Elle explique que l'important pour elle était de montrer aux femmes qui ont été victimes de trafic humain qu'elles peuvent aussi triompher de ce qu'on leur a fait subir. "Chaque fois qu'on doute qu'une victime du trafic humain puisse avoir un avenir ou du potentiel, on est en fait en train de lui dire doucement 'C'est de ta faute'. Et c'est inadmissible", martèle-t-elle dans le documentaire vidéo de CNN . Elle voulait que son record inspire les femmes qui ont survécu et sensibilise le public au fléau que représente le trafic humain. Elle a été rejointe sur les trois derniers kilomètres de son triathlon par d'autres survivantes, un moment très émouvant pour l'athlète mexicaine : "En voyant les choses en grand, je donne du pouvoir à chaque victime. Quelqu'un qui vivait dans un cauchemar, est maintenant là à réaliser ses rêves. Parce que c'est ça, un record du monde : un rêve".

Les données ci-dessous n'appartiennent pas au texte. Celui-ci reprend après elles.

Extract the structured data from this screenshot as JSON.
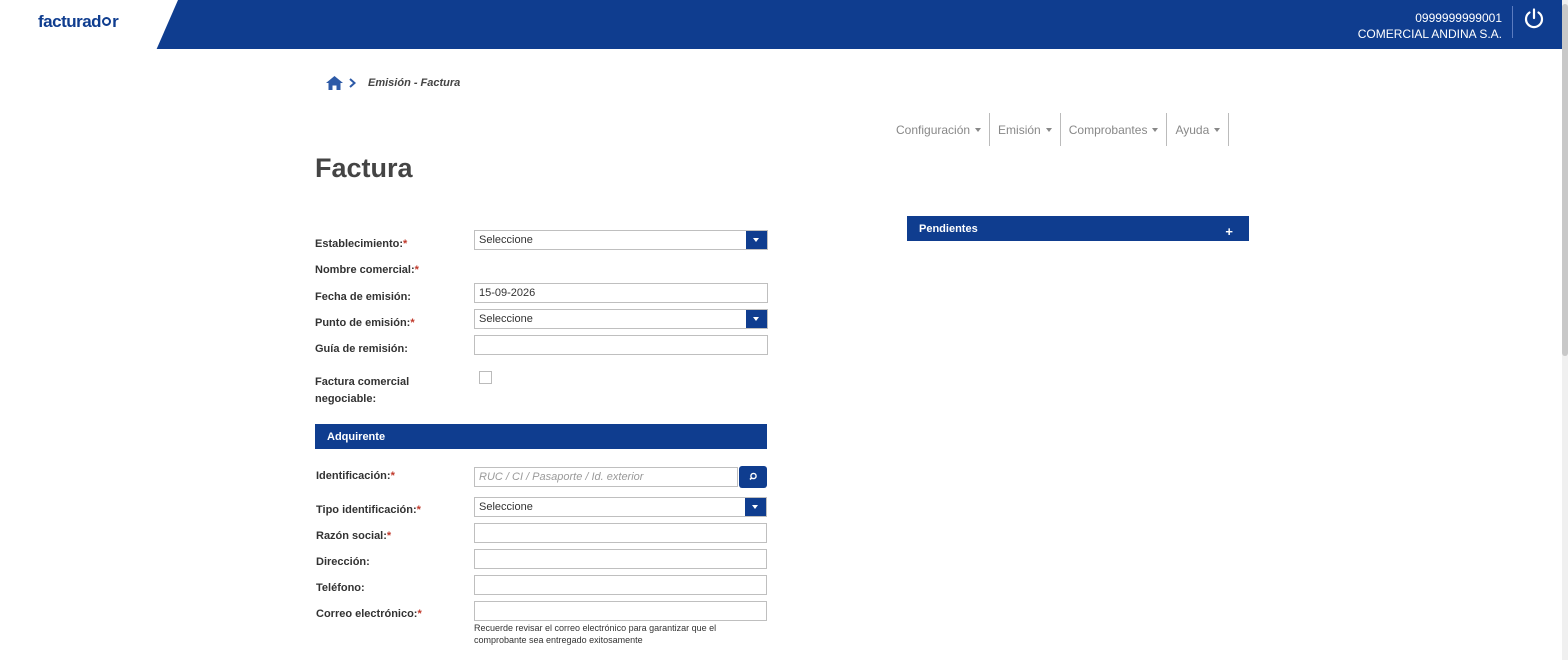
{
  "header": {
    "logo_text_pre": "facturad",
    "logo_text_post": "r",
    "ruc": "0999999999001",
    "company": "COMERCIAL ANDINA S.A."
  },
  "breadcrumb": {
    "text": "Emisión - Factura"
  },
  "menu": [
    {
      "label": "Configuración"
    },
    {
      "label": "Emisión"
    },
    {
      "label": "Comprobantes"
    },
    {
      "label": "Ayuda"
    }
  ],
  "page": {
    "title": "Factura"
  },
  "form": {
    "establecimiento_label": "Establecimiento:",
    "establecimiento_value": "Seleccione",
    "nombre_comercial_label": "Nombre comercial:",
    "fecha_label": "Fecha de emisión:",
    "fecha_value": "15-09-2026",
    "punto_label": "Punto de emisión:",
    "punto_value": "Seleccione",
    "guia_label": "Guía de remisión:",
    "guia_value": "",
    "factura_comercial_label_1": "Factura comercial",
    "factura_comercial_label_2": "negociable:"
  },
  "adquirente": {
    "section_title": "Adquirente",
    "identificacion_label": "Identificación:",
    "identificacion_placeholder": "RUC / CI / Pasaporte / Id. exterior",
    "tipo_label": "Tipo identificación:",
    "tipo_value": "Seleccione",
    "razon_label": "Razón social:",
    "razon_value": "",
    "direccion_label": "Dirección:",
    "direccion_value": "",
    "telefono_label": "Teléfono:",
    "telefono_value": "",
    "correo_label": "Correo electrónico:",
    "correo_value": "",
    "correo_note": "Recuerde revisar el correo electrónico para garantizar que el comprobante sea entregado exitosamente"
  },
  "pendientes": {
    "title": "Pendientes",
    "expand_symbol": "+"
  },
  "required_mark": "*",
  "colors": {
    "brand": "#0f3d8f",
    "required": "#c0392b"
  }
}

Sa bataille, en baskets ou contre elle-même, n'est pas encore achevée. Selon son website, elle va se lancer en juillet dans "la course à pied la plus dure au monde" et parcourir 217 km dans la célèbre Vallée de la Mort afin de lever des fonds pour les programmes de santé Operation Eyesight en Inde et en Afrique. Inarrêtable, vous dit-on : Norma court comme si elle avait le diable aux trousses. Et quand on la voit en larmes à l'arrivée de son triathlon à Washington D.C, on se souvient que malheureusement, c'est le cas.